Project Summary/Abstract
Stereotactic body radiation therapy (SBRT) is one of the most effective, well-tolerated, and cost-effective
treatments. The success of SBRT relies heavily on the precision of dose delivery, due to the typically small tumor
size, the very high radiation dose per fraction, and the sharp dose fall-off outside the target. For those sites
where the tumor moves due to respiration, motion management is indispensable to ensure the high-precision
dose delivery of SBRT. Current motion management strategies are either treating a large area encompassing
the tumor motion range, or only delivering radiation dose within a small window (e.g., a gating window or at the
end of inhale) of tumor motion cycle via indirect and inferior tumor motion monitoring (such as external surrogates
or implanted fiducial markers). In-treatment real-time volumetric imaging is highly desired to enable direct,
accurate, and markerless 3D tumor tracking for better motion management and capture unexpected large tumor
motion for patient safety. The availability and accuracy of in-treatment real-time patient 3D anatomy information
is also essential to the development of more active and advanced motion management technologies, such as
multileaf collimator tracking and 4D treatment delivery. The unpredictable motion change during treatment can
lead to substantial deviation of the delivered dose from the planned dose. Adaptive radiotherapy can compensate
for the dosimetric errors by adapting the subsequent fractions. However, due to the notable changes of
respiration, the pre-treatment imaging cannot provide the patient’s actual in-treatment anatomy to assess the
actual delivered dose for adaptive radiotherapy. In-treatment real-time volumetric imaging is needed to enable
dose-guided adaptive SBRT. Despite these strong needs, real-time volumetric imaging is not currently available
due to the big challenge of reconstructing an instantaneous 3D image from very few 2D projections to meet the
real-time requirement. To fill this clinical gap, we plan to develop a real-time volumetric imaging-based tumor
tracking and dose verification (RITD) system using novel techniques in deep learning, imaging, Monte Carlo
simulation and high-performance computation, and use lung SBRT treatment as a testbed. We will accomplish
the following specific aims: 1) To develop and refine a real-time on-board volumetric imaging and tumor tracking
method; 2) To develop an image correction method and a tumor/multi-organ segmentation method on the
volumetric images; 3) To evaluate the performance of the proposed RITD system and assess its clinical benefit.

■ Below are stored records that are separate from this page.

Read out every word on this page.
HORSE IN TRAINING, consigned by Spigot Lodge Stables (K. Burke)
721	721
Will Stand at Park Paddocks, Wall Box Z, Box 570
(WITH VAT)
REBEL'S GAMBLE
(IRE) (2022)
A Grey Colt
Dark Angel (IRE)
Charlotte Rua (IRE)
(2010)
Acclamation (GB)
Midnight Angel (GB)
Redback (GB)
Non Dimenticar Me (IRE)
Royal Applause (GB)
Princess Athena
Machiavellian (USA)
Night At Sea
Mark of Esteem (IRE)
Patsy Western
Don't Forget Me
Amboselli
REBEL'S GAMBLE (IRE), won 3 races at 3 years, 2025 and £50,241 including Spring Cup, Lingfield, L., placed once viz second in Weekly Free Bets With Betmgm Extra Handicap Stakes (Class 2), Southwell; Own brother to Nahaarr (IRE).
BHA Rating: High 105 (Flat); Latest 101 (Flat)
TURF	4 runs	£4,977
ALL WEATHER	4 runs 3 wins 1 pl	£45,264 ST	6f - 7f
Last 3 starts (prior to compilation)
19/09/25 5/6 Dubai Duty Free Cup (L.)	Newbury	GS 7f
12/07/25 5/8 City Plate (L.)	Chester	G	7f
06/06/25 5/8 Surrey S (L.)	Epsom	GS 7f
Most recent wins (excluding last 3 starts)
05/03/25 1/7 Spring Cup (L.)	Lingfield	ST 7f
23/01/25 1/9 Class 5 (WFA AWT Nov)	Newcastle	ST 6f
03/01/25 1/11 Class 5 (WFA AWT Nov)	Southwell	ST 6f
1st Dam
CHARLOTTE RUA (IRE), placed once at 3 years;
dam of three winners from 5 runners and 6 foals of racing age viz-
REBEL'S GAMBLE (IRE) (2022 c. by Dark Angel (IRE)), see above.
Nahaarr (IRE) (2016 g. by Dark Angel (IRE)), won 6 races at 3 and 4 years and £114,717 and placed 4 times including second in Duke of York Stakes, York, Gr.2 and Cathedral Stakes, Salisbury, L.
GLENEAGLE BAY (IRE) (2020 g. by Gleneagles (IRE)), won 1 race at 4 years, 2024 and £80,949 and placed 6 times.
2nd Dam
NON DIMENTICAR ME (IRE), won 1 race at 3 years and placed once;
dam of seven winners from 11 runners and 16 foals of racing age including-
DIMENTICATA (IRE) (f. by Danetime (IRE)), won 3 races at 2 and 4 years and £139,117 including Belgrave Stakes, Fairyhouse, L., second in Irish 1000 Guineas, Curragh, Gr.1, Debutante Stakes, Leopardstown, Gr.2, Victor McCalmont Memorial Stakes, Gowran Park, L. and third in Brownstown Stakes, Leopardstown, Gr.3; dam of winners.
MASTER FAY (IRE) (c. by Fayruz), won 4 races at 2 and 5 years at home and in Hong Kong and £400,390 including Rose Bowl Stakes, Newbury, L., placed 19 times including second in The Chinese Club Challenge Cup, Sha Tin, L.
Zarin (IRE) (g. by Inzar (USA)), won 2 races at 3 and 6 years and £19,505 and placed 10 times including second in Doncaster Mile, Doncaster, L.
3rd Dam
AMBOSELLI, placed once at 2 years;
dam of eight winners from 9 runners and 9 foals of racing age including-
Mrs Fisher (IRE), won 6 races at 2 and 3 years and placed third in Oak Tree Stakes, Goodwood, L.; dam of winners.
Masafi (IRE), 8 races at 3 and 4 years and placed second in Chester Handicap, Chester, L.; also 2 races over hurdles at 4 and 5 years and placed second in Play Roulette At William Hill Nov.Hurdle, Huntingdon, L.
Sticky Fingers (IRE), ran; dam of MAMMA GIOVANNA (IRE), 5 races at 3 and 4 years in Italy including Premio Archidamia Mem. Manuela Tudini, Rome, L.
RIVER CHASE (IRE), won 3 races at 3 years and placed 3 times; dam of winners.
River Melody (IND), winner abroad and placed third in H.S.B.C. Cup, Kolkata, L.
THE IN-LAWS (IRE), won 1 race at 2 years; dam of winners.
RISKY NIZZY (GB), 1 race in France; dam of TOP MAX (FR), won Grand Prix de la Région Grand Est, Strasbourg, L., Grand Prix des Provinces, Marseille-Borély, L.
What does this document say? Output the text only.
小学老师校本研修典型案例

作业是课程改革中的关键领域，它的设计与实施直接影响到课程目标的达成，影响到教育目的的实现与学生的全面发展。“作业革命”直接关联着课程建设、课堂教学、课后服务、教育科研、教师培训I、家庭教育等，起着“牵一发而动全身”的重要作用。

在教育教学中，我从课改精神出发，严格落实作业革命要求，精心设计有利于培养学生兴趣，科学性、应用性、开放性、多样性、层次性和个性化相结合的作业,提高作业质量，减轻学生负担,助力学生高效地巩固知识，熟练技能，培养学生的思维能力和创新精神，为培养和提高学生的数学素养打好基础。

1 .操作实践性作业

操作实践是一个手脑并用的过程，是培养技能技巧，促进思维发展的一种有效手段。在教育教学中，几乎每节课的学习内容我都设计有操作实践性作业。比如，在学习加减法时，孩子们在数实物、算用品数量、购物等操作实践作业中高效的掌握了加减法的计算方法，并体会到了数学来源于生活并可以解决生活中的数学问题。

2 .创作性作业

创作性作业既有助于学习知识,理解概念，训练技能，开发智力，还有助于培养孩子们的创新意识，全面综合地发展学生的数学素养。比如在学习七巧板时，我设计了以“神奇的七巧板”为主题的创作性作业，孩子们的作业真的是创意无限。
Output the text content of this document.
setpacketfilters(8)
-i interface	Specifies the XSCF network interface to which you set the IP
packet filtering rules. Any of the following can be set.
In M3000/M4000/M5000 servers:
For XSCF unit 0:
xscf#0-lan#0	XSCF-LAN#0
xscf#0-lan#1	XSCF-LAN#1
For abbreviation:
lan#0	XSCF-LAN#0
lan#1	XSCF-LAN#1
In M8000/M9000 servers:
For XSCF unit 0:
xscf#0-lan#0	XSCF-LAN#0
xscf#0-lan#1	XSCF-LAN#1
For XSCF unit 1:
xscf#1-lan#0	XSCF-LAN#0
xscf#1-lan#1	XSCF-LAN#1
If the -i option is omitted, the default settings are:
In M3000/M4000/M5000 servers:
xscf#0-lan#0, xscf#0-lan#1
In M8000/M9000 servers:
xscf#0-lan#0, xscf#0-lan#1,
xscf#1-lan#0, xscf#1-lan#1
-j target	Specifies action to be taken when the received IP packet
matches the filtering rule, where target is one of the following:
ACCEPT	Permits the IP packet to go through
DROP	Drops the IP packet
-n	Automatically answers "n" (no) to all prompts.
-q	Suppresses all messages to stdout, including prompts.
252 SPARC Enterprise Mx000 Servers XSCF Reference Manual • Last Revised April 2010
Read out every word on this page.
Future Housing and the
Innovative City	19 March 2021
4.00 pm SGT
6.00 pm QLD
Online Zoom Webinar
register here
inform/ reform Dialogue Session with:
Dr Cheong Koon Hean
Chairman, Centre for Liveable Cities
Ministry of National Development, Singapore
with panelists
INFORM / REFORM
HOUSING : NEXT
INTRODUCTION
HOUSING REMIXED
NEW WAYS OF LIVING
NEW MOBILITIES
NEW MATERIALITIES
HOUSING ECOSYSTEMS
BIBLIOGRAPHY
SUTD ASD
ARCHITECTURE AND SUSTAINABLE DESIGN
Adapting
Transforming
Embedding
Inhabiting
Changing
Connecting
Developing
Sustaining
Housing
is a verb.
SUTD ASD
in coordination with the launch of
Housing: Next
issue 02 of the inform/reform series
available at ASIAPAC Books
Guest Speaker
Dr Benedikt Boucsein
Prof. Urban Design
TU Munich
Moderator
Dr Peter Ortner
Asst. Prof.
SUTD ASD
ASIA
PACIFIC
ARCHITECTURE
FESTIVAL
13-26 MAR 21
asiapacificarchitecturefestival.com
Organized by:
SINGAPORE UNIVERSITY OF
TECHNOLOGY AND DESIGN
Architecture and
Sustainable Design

The innovation of this study lies in developing new deep-learning approaches to enable real-time on-board
volumetric imaging and build accurate tumor tracking and dose verification capability into cancer radiotherapy.
It has substantial potential to improve lung SBRT treatment outcomes by reducing targeting uncertainty,
improving treatment accuracy and precision, and enabling dose-guided adaptive lung SBRT. It paves the way
for more active and advanced motion management (e.g., truly 4D radiotherapy). The proposed RITD system
may be adapted for other cancer sites; thus, it has far-reaching clinical potential.